Elle n’en dit pas plus. Philippe reprit son mouvement contre son cou. Elle garda les yeux ouverts.
— Thé, dit Marc en revenant avec un plateau.
***
Plus tard, ils passèrent dans la chambre. Ils se montrèrent tendres, affectueux, prévenants, mais lorsque les gestes intimes devinrent plus secrets, Claire comprit qu’ils étaient surtout attentifs l’un à l’autre. Sans même avoir à se toucher, leur lien était le plus fort et ils la traitaient comme une partenaire à la fois centrale et accessoire, un simple moyen de réaffirmer leur propre proximité. Claire quitta leur appartement vers une heure du matin, plusieurs fois satisfaite mais toujours moins comblée.
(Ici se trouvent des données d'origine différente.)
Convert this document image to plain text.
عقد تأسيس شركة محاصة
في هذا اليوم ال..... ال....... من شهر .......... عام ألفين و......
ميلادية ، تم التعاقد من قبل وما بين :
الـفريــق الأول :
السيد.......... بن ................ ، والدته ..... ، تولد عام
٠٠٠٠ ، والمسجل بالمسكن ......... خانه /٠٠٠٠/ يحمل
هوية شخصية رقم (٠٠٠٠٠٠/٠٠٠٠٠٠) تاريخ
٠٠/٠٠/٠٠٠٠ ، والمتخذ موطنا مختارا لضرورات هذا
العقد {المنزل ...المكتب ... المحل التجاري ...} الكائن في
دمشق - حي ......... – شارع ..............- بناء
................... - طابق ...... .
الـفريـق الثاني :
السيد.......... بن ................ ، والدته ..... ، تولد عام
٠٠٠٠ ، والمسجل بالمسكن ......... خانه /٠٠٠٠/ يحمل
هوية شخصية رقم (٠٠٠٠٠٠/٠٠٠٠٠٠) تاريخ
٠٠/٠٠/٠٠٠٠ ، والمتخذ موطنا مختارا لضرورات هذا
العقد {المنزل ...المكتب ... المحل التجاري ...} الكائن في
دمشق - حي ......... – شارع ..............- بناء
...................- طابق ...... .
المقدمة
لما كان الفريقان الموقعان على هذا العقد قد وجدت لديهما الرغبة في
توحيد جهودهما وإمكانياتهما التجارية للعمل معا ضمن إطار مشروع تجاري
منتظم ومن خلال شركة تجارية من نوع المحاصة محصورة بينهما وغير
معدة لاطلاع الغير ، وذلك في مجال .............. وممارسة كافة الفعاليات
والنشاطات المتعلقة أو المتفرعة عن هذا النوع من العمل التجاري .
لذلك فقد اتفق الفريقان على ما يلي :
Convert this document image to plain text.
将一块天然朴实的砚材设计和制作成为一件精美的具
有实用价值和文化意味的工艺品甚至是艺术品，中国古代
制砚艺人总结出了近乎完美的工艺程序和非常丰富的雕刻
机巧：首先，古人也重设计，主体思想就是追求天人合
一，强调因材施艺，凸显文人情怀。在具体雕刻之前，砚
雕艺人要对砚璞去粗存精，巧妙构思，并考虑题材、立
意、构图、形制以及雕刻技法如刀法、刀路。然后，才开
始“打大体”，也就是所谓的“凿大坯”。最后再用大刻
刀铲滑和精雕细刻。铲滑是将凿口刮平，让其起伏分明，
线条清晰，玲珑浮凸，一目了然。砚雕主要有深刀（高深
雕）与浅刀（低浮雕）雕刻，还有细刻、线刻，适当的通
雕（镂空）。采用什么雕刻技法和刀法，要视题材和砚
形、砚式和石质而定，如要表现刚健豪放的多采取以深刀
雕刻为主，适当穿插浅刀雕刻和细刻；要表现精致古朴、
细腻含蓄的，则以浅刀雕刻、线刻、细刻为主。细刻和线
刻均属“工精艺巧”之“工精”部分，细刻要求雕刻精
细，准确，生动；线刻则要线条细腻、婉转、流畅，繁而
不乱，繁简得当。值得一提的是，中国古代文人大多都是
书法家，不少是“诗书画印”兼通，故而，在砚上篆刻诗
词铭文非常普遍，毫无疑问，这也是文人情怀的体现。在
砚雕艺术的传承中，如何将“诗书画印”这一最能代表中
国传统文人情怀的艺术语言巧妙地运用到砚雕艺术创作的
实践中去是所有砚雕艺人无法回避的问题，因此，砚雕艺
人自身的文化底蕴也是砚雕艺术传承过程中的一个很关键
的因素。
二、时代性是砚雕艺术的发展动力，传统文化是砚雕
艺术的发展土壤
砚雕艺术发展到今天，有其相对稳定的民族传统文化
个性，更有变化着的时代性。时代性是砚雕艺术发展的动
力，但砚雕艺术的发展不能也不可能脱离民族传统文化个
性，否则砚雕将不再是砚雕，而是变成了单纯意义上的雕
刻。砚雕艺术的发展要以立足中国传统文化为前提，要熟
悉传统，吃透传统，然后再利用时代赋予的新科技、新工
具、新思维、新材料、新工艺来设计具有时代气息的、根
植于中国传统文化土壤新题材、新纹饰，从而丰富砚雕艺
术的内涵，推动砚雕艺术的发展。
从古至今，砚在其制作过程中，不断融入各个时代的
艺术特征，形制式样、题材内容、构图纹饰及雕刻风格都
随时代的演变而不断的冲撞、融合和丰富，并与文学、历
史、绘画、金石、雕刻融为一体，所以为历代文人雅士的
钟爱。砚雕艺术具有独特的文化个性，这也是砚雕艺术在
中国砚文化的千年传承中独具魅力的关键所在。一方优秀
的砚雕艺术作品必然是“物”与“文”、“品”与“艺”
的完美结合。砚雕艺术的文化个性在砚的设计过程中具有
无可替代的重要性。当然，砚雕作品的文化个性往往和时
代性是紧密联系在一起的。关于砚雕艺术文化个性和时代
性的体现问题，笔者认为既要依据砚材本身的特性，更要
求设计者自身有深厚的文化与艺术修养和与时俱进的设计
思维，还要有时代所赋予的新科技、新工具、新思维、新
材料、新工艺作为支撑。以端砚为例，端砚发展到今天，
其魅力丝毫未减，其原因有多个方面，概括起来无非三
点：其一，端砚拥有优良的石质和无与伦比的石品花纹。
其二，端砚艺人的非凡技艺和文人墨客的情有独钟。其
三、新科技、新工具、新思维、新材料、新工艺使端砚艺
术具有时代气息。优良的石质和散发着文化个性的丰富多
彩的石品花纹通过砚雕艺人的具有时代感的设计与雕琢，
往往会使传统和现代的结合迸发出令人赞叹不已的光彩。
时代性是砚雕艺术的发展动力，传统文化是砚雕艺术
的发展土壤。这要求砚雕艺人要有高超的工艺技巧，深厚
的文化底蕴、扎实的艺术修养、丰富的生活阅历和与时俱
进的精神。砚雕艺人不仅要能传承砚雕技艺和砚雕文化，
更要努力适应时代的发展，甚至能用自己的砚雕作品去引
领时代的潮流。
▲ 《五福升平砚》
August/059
Alors qu’elle roulait vers son appartement du centre-ville, l’image souriante et indifférente des deux Kevin dansant devant elle, ses yeux s’embuèrent. Dire qu’elle s’était… dire qu’elle avait failli s’attacher à ce garçon, au point de venir chercher le réconfort dans ses bras. Elle n’aurait jamais dû se laisser aller ainsi. Les hommes n’étaient pas fiables — plus par faiblesse que par dessein. La seule fois où elle avait tenté d’en rendre un plus fort, elle lui avait été arrachée, on l’avait rompue, détruite… Soudain elle découvrit qu’elle détestait Kevin. Elle était jalouse. Eux, ils avaient leur frère.
Elle ne voulut pas rentrer chez elle ; elle s’arrêta dans un McDo ouvert la nuit et engloutit deux Big Mac, mais tandis que la junk food ingérée à toute allure lui tombait comme un plomb mort dans l’estomac, elle se sentait dévorée par une faim que rien ne semblait pouvoir assouvir.